L'Europe craint le retour des enfants-soldats de l'ÉI

Ils ont appris à tirer à la kalachnikov, à poser des bombes et ils ont assisté, voire participé, à des exactions d’une rare violence: les enfants endoctrinés par le groupe djihadiste État islamique (ÉI) poseront, à leur retour en Europe, un inextricable problème de sécurité.

Alors que l’ÉI recule sur le terrain sous la pression d’une coalition internationale, le retour des djihadistes d’Irak et de Syrie doit être «la principale préoccupation» en matière de sécurité des «cinq, des dix prochaines années», martelait début novembre le premier ministre français Manuel Valls.

«On a déjà des personnes qui prennent contact avec les ambassades pour pouvoir revenir, essentiellement des femmes et des enfants», a confié le procureur fédéral de Belgique, Frédéric Van Leeuw, en insistant sur le besoin de dispositifs adéquats pour le retour de mineurs «éduqués à la violence».
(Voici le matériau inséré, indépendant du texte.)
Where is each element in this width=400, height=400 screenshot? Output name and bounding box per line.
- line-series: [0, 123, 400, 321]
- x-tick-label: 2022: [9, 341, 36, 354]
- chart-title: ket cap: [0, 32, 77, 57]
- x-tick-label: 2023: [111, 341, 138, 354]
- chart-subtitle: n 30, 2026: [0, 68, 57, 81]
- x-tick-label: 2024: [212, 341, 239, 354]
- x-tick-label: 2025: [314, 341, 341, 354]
Les services antiterroristes redoutent que ces enfants enrôlés de force ou avec la bénédiction de leurs parents djihadistes deviennent de «véritables bombes à retardement», selon les mots du procureur français François Molins.
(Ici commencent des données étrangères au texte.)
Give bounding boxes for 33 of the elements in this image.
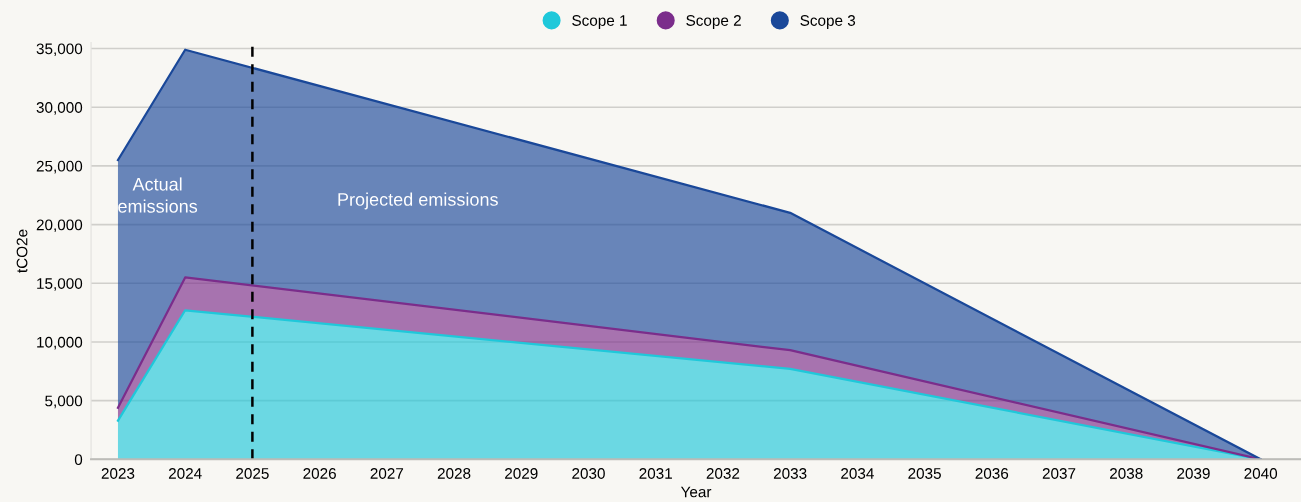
x-tick-label: 2038 xyxy=(1110,468,1143,479)
y-tick-label: 5,000 xyxy=(45,395,83,409)
y-tick-label: 35,000 xyxy=(36,43,83,57)
x-tick-label: 2035 xyxy=(908,468,941,479)
x-tick-label: 2026 xyxy=(303,468,336,479)
y-tick-label: 0 xyxy=(74,454,83,466)
x-tick-label: 2032 xyxy=(706,468,740,479)
x-tick-label: 2030 xyxy=(572,468,605,479)
x-tick-label: 2024 xyxy=(168,468,202,479)
x-axis-title: Year xyxy=(680,486,712,498)
x-tick-label: 2037 xyxy=(1042,468,1076,479)
x-tick-label: 2029 xyxy=(505,468,538,479)
x-tick-label: 2036 xyxy=(975,468,1009,479)
x-tick-label: 2028 xyxy=(437,468,471,479)
y-axis-title: tCO2e xyxy=(16,229,28,273)
y-tick-label: 20,000 xyxy=(36,219,83,233)
x-tick-label: 2034 xyxy=(841,468,874,479)
legend-label: Scope 3 xyxy=(800,15,856,29)
legend-label: Scope 2 xyxy=(686,15,741,29)
x-tick-label: 2031 xyxy=(639,468,672,479)
y-tick-label: 30,000 xyxy=(36,102,83,115)
annotation: Actual emissions xyxy=(118,177,198,213)
y-tick-label: 25,000 xyxy=(36,160,83,174)
legend-label: Scope 1 xyxy=(572,15,627,29)
x-tick-label: 2027 xyxy=(370,468,404,479)
annotation: Projected emissions xyxy=(338,192,498,210)
y-tick-label: 10,000 xyxy=(37,336,83,350)
x-tick-label: 2023 xyxy=(101,468,135,479)
x-tick-label: 2025 xyxy=(236,468,269,479)
x-tick-label: 2039 xyxy=(1177,468,1210,479)
x-tick-label: 2033 xyxy=(773,468,807,479)
x-tick-label: 2040 xyxy=(1244,468,1278,479)
y-tick-label: 15,000 xyxy=(37,278,83,291)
«Depuis plusieurs mois, l’ÉI accentue ses efforts en faveur du recrutement d’enfants combattants en publiant sur internet des vidéos mettant en scène de très jeunes soldats combattants», estime le renseignement intérieur français dans une note récen­te.

« Lionceaux du califat »

En montrant ses «lionceaux du califat», l’organisation djihadiste veut montrer sa capacité «à accueillir et à former, aussi bien religieusement que militairement, la progéniture» de ses membres, mais aussi «envoyer un message aux pays occidentaux» pour démontrer sa «pérennité».
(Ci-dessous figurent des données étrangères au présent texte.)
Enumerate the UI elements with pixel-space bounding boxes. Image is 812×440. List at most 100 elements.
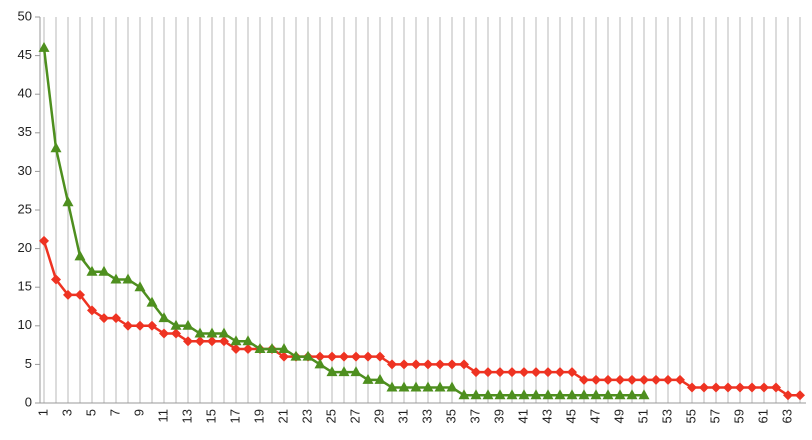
y-tick-label: 20 — [18, 240, 32, 255]
marker — [434, 381, 446, 392]
x-tick-label: 23 — [299, 409, 314, 423]
x-tick-label: 17 — [227, 409, 242, 423]
marker — [350, 366, 362, 377]
marker — [51, 274, 61, 285]
marker — [171, 328, 181, 339]
x-tick-label: 39 — [491, 409, 506, 423]
marker — [639, 374, 649, 385]
x-tick-label: 9 — [131, 409, 146, 416]
marker — [783, 390, 793, 401]
marker — [219, 336, 229, 347]
y-tick-label: 35 — [18, 124, 32, 139]
marker — [759, 382, 769, 393]
marker — [410, 381, 422, 392]
marker — [687, 382, 697, 393]
marker — [459, 359, 469, 370]
x-tick-label: 63 — [779, 409, 794, 423]
x-tick-label: 31 — [395, 409, 410, 423]
marker — [99, 313, 109, 324]
marker — [62, 196, 74, 207]
marker — [159, 328, 169, 339]
x-tick-label: 51 — [635, 409, 650, 423]
marker — [651, 374, 661, 385]
marker — [315, 351, 325, 362]
x-tick-label: 7 — [107, 409, 122, 416]
marker — [242, 335, 254, 346]
x-tick-label: 27 — [347, 409, 362, 423]
marker — [183, 336, 193, 347]
x-tick-label: 47 — [587, 409, 602, 423]
marker — [578, 389, 590, 400]
marker — [39, 235, 49, 246]
y-tick-label: 50 — [18, 8, 32, 23]
marker — [543, 367, 553, 378]
marker — [723, 382, 733, 393]
marker — [471, 367, 481, 378]
marker — [590, 389, 602, 400]
x-tick-label: 11 — [155, 409, 170, 423]
marker — [638, 389, 650, 400]
marker — [699, 382, 709, 393]
marker — [626, 389, 638, 400]
marker — [314, 358, 326, 369]
x-tick-label: 1 — [35, 409, 50, 416]
marker — [362, 373, 374, 384]
marker — [122, 273, 134, 284]
marker — [423, 359, 433, 370]
x-tick-label: 21 — [275, 409, 290, 423]
marker — [387, 359, 397, 370]
marker — [627, 374, 637, 385]
marker — [207, 336, 217, 347]
marker — [458, 389, 470, 400]
marker — [735, 382, 745, 393]
marker — [206, 327, 218, 338]
y-tick-label: 10 — [18, 317, 32, 332]
marker — [506, 389, 518, 400]
marker — [711, 382, 721, 393]
x-tick-label: 37 — [467, 409, 482, 423]
marker — [602, 389, 614, 400]
marker — [399, 359, 409, 370]
y-tick-label: 5 — [25, 356, 32, 371]
x-tick-label: 29 — [371, 409, 386, 423]
marker — [615, 374, 625, 385]
x-tick-label: 41 — [515, 409, 530, 423]
marker — [87, 305, 97, 316]
x-tick-label: 55 — [683, 409, 698, 423]
marker — [170, 319, 182, 330]
marker — [494, 389, 506, 400]
marker — [338, 366, 350, 377]
marker — [86, 265, 98, 276]
marker — [507, 367, 517, 378]
x-tick-label: 19 — [251, 409, 266, 423]
marker — [614, 389, 626, 400]
x-tick-label: 35 — [443, 409, 458, 423]
marker — [566, 389, 578, 400]
marker — [135, 320, 145, 331]
marker — [795, 390, 805, 401]
marker — [123, 320, 133, 331]
marker — [158, 312, 170, 323]
marker — [326, 366, 338, 377]
series-line — [42, 240, 800, 397]
marker — [279, 351, 289, 362]
marker — [374, 373, 386, 384]
marker — [518, 389, 530, 400]
marker — [327, 351, 337, 362]
marker — [75, 289, 85, 300]
x-tick-label: 3 — [59, 409, 74, 416]
marker — [447, 359, 457, 370]
marker — [591, 374, 601, 385]
y-tick-label: 15 — [18, 279, 32, 294]
marker — [302, 350, 314, 361]
marker — [603, 374, 613, 385]
marker — [567, 367, 577, 378]
x-tick-label: 15 — [203, 409, 218, 423]
marker — [351, 351, 361, 362]
x-tick-label: 59 — [731, 409, 746, 423]
x-tick-label: 43 — [539, 409, 554, 423]
x-tick-label: 5 — [83, 409, 98, 416]
y-tick-label: 0 — [25, 394, 32, 409]
marker — [435, 359, 445, 370]
marker — [218, 327, 230, 338]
Emblématique de cette propagande, cette vidéo de juillet 2015 dans le théâtre de Palmyre où 25 préadolescents exécutent des prisonniers.

Parmi les centaines d’enfants élevés dans les camps d’entraînement et les écoles coraniques, on connaît un petit frère d’un des coordinateurs des attentats du 13 novembre 2015 à Paris.

« Additionner des balles »

Un autre garçon de 12 ans, neveu d’un djihadiste ayant assassiné sept personnes dans le sud-ouest de la France en 2012, ne trahit aucune émotion dans une vidéo le montrant en train d’exécuter un otage.

«En cours de mathématiques, ils apprenaient à additionner des balles ou des roquettes», témoigne Salem Abdel Mohsen, un père de famille irakien du village de Jaraf, au sud de Mossoul, récemment repris au groupe ÉI.

Pour le think tank britannique Quilliam, spécialisé dans la déradicalisation, «il ne s’agit pas seulement d’une armée ou d’un instrument de propagande, mais de créer une génération entièrement nouvelle».